“Lake Of Fire” is sure to be the most controversial documentary of 2007, if not in the history of cinema – even more controversial than “Titicut Follies.”
Ever since Roe v. Wade, the United States has been deeply divided on the issue of abortion. In that landmark case, an unmarried pregnant woman was refused an abortion in Texas and, with the ensuing judicial challenge, won American women the right to safe, legal abortions. Ever since, proponents and opponents have lined up on either side of the issue, launching verbal abuse; and worse; at each other. As the religious right has increased in size and power in the past decade, the issue has become even more divisive; and violent.
Filmmaker Tony Kaye, best known for “American History X,” has been working on “Lake Of Fire” for the past fifteen years and has made a film that is unquestionably the definitive work on the subject of abortion.

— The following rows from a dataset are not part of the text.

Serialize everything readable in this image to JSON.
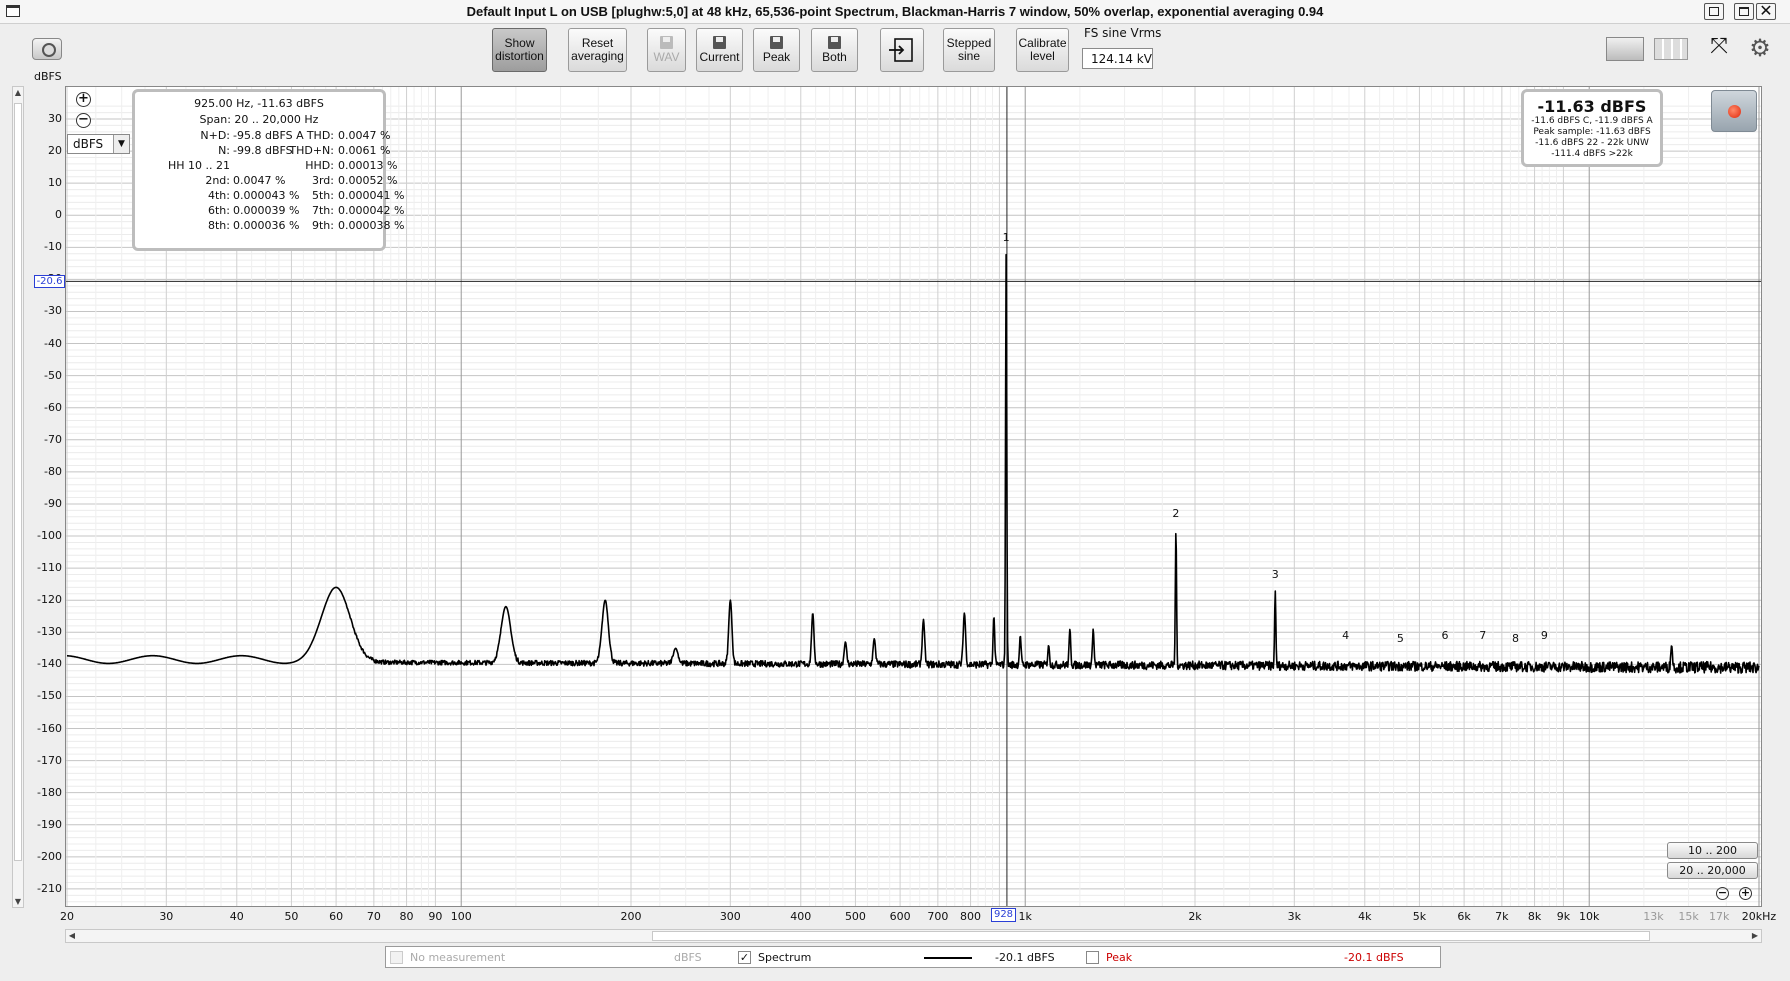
{
  "window": {
    "title": "Default Input L on USB [plughw:5,0] at 48 kHz, 65,536-point Spectrum, Blackman-Harris 7 window, 50% overlap, exponential averaging 0.94",
    "close_glyph": "✕"
  },
  "toolbar": {
    "show_distortion": [
      "Show",
      "distortion"
    ],
    "reset_averaging": [
      "Reset",
      "averaging"
    ],
    "wav": "WAV",
    "current": "Current",
    "peak": "Peak",
    "both": "Both",
    "stepped_sine": [
      "Stepped",
      "sine"
    ],
    "calibrate_level": [
      "Calibrate",
      "level"
    ],
    "fs_label": "FS sine Vrms",
    "fs_value": "124.14 kV"
  },
  "icons": {
    "camera": "camera-icon",
    "save": "save-icon",
    "export": "export-icon",
    "layout": "layout-icon",
    "columns": "columns-icon",
    "expand": "expand-arrows-icon",
    "gear": "gear-icon",
    "record": "record-icon"
  },
  "plot": {
    "unit_label": "dBFS",
    "unit_select": "dBFS",
    "cursor_y": "-20.6",
    "cursor_x": "928",
    "y_ticks": [
      "30",
      "20",
      "10",
      "0",
      "-10",
      "-20",
      "-30",
      "-40",
      "-50",
      "-60",
      "-70",
      "-80",
      "-90",
      "-100",
      "-110",
      "-120",
      "-130",
      "-140",
      "-150",
      "-160",
      "-170",
      "-180",
      "-190",
      "-200",
      "-210"
    ],
    "x_ticks": [
      {
        "label": "20",
        "f": 20
      },
      {
        "label": "30",
        "f": 30
      },
      {
        "label": "40",
        "f": 40
      },
      {
        "label": "50",
        "f": 50
      },
      {
        "label": "60",
        "f": 60
      },
      {
        "label": "70",
        "f": 70
      },
      {
        "label": "80",
        "f": 80
      },
      {
        "label": "90",
        "f": 90
      },
      {
        "label": "100",
        "f": 100
      },
      {
        "label": "200",
        "f": 200
      },
      {
        "label": "300",
        "f": 300
      },
      {
        "label": "400",
        "f": 400
      },
      {
        "label": "500",
        "f": 500
      },
      {
        "label": "600",
        "f": 600
      },
      {
        "label": "700",
        "f": 700
      },
      {
        "label": "800",
        "f": 800
      },
      {
        "label": "9",
        "f": 880
      },
      {
        "label": "1k",
        "f": 1000
      },
      {
        "label": "2k",
        "f": 2000
      },
      {
        "label": "3k",
        "f": 3000
      },
      {
        "label": "4k",
        "f": 4000
      },
      {
        "label": "5k",
        "f": 5000
      },
      {
        "label": "6k",
        "f": 6000
      },
      {
        "label": "7k",
        "f": 7000
      },
      {
        "label": "8k",
        "f": 8000
      },
      {
        "label": "9k",
        "f": 9000
      },
      {
        "label": "10k",
        "f": 10000
      },
      {
        "label": "13k",
        "f": 13000,
        "grey": true
      },
      {
        "label": "15k",
        "f": 15000,
        "grey": true
      },
      {
        "label": "17k",
        "f": 17000,
        "grey": true
      },
      {
        "label": "20kHz",
        "f": 20000
      }
    ],
    "harmonic_labels": [
      {
        "label": "1",
        "f": 925,
        "db": -10
      },
      {
        "label": "2",
        "f": 1850,
        "db": -96
      },
      {
        "label": "3",
        "f": 2775,
        "db": -115
      },
      {
        "label": "4",
        "f": 3700,
        "db": -134
      },
      {
        "label": "5",
        "f": 4625,
        "db": -135
      },
      {
        "label": "6",
        "f": 5550,
        "db": -134
      },
      {
        "label": "7",
        "f": 6475,
        "db": -134
      },
      {
        "label": "8",
        "f": 7400,
        "db": -135
      },
      {
        "label": "9",
        "f": 8325,
        "db": -134
      }
    ]
  },
  "distortion": {
    "header": "925.00 Hz, -11.63 dBFS",
    "span": "Span: 20 .. 20,000 Hz",
    "rows": [
      {
        "l1": "N+D:",
        "v1": "-95.8 dBFS A",
        "l2": "THD:",
        "v2": "0.0047 %"
      },
      {
        "l1": "N:",
        "v1": "-99.8 dBFS",
        "l2": "THD+N:",
        "v2": "0.0061 %"
      },
      {
        "l1": "HH 10 .. 21",
        "v1": "",
        "l2": "HHD:",
        "v2": "0.00013 %"
      },
      {
        "l1": "2nd:",
        "v1": "0.0047 %",
        "l2": "3rd:",
        "v2": "0.00052 %"
      },
      {
        "l1": "4th:",
        "v1": "0.000043 %",
        "l2": "5th:",
        "v2": "0.000041 %"
      },
      {
        "l1": "6th:",
        "v1": "0.000039 %",
        "l2": "7th:",
        "v2": "0.000042 %"
      },
      {
        "l1": "8th:",
        "v1": "0.000036 %",
        "l2": "9th:",
        "v2": "0.000038 %"
      }
    ]
  },
  "level": {
    "big": "-11.63 dBFS",
    "lines": [
      "-11.6 dBFS C, -11.9 dBFS A",
      "Peak sample: -11.63 dBFS",
      "-11.6 dBFS 22 - 22k UNW",
      "-111.4 dBFS >22k"
    ]
  },
  "ranges": {
    "r1": "10 .. 200",
    "r2": "20 .. 20,000",
    "zoom_out": "−",
    "zoom_in": "+"
  },
  "legend": {
    "no_measurement": "No measurement",
    "no_measurement_unit": "dBFS",
    "spectrum": "Spectrum",
    "spectrum_value": "-20.1 dBFS",
    "peak": "Peak",
    "peak_value": "-20.1 dBFS",
    "peak_color": "#cc0000",
    "check": "✓"
  },
  "chart_data": {
    "type": "line",
    "xscale": "log",
    "xlim": [
      20,
      20000
    ],
    "ylim": [
      -215,
      35
    ],
    "ylabel": "dBFS",
    "noise_floor": -139,
    "peaks": [
      {
        "f": 60,
        "db": -116,
        "w": 0.035
      },
      {
        "f": 120,
        "db": -122,
        "w": 0.012
      },
      {
        "f": 180,
        "db": -120,
        "w": 0.008
      },
      {
        "f": 240,
        "db": -135,
        "w": 0.006
      },
      {
        "f": 300,
        "db": -120,
        "w": 0.004
      },
      {
        "f": 420,
        "db": -124,
        "w": 0.003
      },
      {
        "f": 480,
        "db": -133,
        "w": 0.003
      },
      {
        "f": 540,
        "db": -132,
        "w": 0.003
      },
      {
        "f": 660,
        "db": -126,
        "w": 0.003
      },
      {
        "f": 780,
        "db": -124,
        "w": 0.003
      },
      {
        "f": 880,
        "db": -125,
        "w": 0.002
      },
      {
        "f": 925,
        "db": -11.6,
        "w": 0.0015
      },
      {
        "f": 980,
        "db": -131,
        "w": 0.002
      },
      {
        "f": 1100,
        "db": -134,
        "w": 0.002
      },
      {
        "f": 1200,
        "db": -129,
        "w": 0.002
      },
      {
        "f": 1320,
        "db": -129,
        "w": 0.002
      },
      {
        "f": 1850,
        "db": -98,
        "w": 0.0015
      },
      {
        "f": 2775,
        "db": -117,
        "w": 0.0015
      },
      {
        "f": 14000,
        "db": -134,
        "w": 0.002
      }
    ]
  }
}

Shot in luminous black and white, which is in fact an endless palette of grays, the film has the perfect esthetic for a subject where there can be no absolutes, no ‘right’ or ‘wrong.’ He gives equal time to both sides, covering arguments from either extremes of the spectrum, as well as those at the center, who acknowledge that, in the end, everyone is ‘right'; or ‘wrong.’ With graphic images of termination procedures and their aftermath, Kaye endeavors to show abortion’s physical and psychological reality; to make clear what exactly is at stake.
“Lake Of Fire”; the film’s title comes from one person’s description of what awaits abortionists in hell (if there is such a place, other than the one we humans live each day on earth); is a brave film, even a monumental one. And whatever you believe now, you are certain to think differently after seeing it.